Dunne Speaks – Flag referendum an opportunity for wider discussion on identity

Welcome to 2016! May the year ahead fulfil your dreams and aspirations.

2016 has begun with New Zealand continuing to tiptoe – always seemingly reluctantly and certainly gingerly – around the issues of its identity and future.

The upcoming vote on the flag is the obvious current example. Changing our national ensign to represent something more in tune with contemporary New Zealand should have been a no-brainer, but, if the opinion polls are correct, such a result seems unlikely at this stage. Then we will be stuck with the current drab flag for another century or so, and the government will probably conclude that the lack of enthusiasm for even this modest change shows no public appetite for wider constitutional change, so that will also fall off the agenda, and we will remain in our national rut.

While the flag is but a symbol, the debate about its future is important. It should be an opportunity to engage all New Zealanders in discussing our values as a nation. In particular, it is important for young New Zealanders, many of whom will be too young to vote in the referendum, but will have to live with its outcome far longer than those of us who will be voting and making the decision. What do they think? What are our obligations to them when we vote? Surely the vote on the flag should be more than just the selfish expression of those who are older?

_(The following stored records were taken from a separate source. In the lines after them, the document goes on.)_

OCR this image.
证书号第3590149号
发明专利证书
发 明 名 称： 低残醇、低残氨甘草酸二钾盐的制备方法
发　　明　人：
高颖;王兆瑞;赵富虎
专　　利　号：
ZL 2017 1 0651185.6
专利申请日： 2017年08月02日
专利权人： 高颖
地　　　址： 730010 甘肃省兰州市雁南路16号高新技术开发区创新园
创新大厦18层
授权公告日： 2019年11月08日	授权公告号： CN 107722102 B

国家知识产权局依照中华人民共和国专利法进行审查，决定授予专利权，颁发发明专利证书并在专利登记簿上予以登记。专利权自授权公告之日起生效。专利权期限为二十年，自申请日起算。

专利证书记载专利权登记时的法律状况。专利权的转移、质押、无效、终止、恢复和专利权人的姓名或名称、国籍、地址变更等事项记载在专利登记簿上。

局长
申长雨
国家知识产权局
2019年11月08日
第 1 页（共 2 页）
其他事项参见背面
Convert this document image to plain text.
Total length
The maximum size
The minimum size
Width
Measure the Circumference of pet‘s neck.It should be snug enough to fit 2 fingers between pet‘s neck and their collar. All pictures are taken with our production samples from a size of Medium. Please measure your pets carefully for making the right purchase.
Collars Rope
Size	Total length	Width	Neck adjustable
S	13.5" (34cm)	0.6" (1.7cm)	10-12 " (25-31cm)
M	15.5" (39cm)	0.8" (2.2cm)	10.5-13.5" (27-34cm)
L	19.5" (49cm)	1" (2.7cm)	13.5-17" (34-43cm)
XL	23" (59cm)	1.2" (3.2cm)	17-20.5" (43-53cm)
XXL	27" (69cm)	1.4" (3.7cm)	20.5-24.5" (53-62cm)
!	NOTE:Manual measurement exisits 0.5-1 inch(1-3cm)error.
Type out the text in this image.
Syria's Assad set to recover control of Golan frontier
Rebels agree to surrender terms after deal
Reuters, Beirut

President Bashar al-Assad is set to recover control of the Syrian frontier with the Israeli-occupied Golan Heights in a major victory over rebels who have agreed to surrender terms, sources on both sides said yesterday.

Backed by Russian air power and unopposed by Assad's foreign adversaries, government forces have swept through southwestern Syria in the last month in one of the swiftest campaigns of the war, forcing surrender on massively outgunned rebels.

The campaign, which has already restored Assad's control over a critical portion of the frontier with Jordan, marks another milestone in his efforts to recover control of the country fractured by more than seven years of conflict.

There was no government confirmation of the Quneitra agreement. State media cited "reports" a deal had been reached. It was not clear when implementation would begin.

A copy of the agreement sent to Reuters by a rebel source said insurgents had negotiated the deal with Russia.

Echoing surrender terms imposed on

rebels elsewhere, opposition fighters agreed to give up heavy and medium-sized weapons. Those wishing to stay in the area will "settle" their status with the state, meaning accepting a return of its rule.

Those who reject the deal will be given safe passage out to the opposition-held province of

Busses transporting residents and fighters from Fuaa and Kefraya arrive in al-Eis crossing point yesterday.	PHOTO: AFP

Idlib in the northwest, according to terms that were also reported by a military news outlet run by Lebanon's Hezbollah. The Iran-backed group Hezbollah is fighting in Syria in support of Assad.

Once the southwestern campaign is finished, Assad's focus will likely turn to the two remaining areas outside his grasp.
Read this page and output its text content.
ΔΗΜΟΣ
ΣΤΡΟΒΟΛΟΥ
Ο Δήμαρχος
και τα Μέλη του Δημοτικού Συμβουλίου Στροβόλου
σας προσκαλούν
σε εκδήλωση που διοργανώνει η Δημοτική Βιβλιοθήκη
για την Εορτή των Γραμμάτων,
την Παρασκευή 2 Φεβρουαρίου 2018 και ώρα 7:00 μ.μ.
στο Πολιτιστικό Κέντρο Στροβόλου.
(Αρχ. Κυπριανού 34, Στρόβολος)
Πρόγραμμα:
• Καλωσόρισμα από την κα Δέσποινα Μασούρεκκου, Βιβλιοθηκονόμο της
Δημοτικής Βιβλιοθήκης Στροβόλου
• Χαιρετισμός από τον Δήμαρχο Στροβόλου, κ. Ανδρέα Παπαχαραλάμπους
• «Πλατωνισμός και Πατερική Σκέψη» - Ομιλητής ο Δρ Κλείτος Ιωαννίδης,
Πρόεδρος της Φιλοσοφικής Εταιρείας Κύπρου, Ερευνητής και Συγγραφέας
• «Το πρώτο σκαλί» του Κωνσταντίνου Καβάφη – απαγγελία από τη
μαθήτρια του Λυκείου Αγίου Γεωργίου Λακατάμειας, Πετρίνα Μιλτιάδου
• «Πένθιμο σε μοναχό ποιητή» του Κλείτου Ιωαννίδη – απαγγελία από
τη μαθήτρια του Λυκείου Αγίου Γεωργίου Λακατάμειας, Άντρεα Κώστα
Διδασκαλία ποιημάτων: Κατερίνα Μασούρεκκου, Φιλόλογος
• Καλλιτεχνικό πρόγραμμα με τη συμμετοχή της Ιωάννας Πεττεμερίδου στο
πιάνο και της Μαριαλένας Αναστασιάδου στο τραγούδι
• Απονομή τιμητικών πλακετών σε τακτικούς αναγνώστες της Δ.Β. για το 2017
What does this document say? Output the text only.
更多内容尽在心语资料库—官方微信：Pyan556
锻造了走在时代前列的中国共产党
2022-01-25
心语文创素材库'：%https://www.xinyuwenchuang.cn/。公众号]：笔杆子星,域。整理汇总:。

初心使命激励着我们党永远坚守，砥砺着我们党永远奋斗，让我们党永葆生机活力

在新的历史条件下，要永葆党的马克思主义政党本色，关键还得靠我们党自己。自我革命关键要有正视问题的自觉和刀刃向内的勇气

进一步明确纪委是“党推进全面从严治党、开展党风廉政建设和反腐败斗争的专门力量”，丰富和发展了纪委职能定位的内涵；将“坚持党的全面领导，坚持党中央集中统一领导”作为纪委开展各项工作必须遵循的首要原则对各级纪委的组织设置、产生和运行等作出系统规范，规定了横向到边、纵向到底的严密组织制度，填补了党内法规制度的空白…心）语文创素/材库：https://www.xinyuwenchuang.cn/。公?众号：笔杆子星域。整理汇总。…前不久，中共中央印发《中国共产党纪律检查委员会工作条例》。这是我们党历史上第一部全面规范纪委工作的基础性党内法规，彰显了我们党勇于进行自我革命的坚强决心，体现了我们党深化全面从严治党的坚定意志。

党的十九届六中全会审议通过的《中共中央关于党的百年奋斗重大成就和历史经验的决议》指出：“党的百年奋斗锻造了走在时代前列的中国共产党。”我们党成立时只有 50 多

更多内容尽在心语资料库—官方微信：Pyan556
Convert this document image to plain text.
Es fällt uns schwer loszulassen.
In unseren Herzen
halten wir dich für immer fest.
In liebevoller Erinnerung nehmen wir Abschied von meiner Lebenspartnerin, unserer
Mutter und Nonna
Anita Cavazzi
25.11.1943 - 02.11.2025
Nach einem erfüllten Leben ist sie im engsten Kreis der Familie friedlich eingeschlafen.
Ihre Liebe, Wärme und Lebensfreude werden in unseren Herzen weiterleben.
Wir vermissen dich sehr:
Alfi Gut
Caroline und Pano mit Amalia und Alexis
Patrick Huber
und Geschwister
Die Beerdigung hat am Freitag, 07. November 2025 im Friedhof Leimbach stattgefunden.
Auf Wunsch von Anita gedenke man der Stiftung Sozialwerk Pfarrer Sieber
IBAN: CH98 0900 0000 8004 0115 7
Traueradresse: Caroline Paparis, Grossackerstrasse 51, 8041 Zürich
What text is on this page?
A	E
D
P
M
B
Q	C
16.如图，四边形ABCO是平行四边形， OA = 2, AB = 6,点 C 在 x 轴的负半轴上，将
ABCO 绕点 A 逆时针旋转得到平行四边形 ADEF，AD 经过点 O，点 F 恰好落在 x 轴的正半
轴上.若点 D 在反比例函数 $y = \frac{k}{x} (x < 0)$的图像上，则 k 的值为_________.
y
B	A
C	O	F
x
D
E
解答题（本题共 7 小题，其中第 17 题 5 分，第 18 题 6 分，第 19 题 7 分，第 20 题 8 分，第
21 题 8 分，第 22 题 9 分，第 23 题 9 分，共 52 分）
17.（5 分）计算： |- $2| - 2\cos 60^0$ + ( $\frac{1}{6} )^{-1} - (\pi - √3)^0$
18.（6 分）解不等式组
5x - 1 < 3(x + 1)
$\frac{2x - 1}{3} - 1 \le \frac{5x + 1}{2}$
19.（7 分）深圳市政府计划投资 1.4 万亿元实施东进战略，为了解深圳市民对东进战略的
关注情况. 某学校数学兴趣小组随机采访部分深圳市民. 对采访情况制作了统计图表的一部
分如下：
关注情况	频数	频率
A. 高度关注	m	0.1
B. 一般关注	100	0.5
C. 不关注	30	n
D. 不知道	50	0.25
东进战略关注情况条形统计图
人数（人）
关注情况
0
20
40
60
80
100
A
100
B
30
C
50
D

Of course, the ultimate objective of any constitutional reform project has to be the establishment of an independent New Zealand republic within the Commonwealth. In the meantime, there are other steps we ought to be considering as well. Changing the flag is but the first of these.

Amongst the others is the oath of allegiance. This has caused controversy in recent years because the current oath makes no reference to the Treaty of Waitangi. But it also continues to require allegiance to the Queen, which becomes more and more absurd as each year goes by. Surely a more logical solution would be to amend the oath to one of loyalty to the people and laws of New Zealand?

At the same time, we could look to replacing other antiquated British symbols with a few more relevant to contemporary New Zealand. For example, the Queen’s Birthday observance could be abolished in favour of a Matariki Day holiday, to serve as a possible National Day as well. The offensive Guy Fawkes Day could be replaced by Parihaka Day to honour the tradition of passive resistance New Zealanders have shown in many different settings over the years.

All these debates will be opportunities for the young people who are New Zealand’s future to have their say about the type of country they seek. In our role, as custodians of the present for the future, it will be our challenge to give them that opportunity.

A 2016 that embraces these ideas could be an exciting and significant year for New Zealand. But a year that continues to ignore them, will be no more than just one more – like last year and so many more before it. The years of almost, but not quite, and opportunities lost.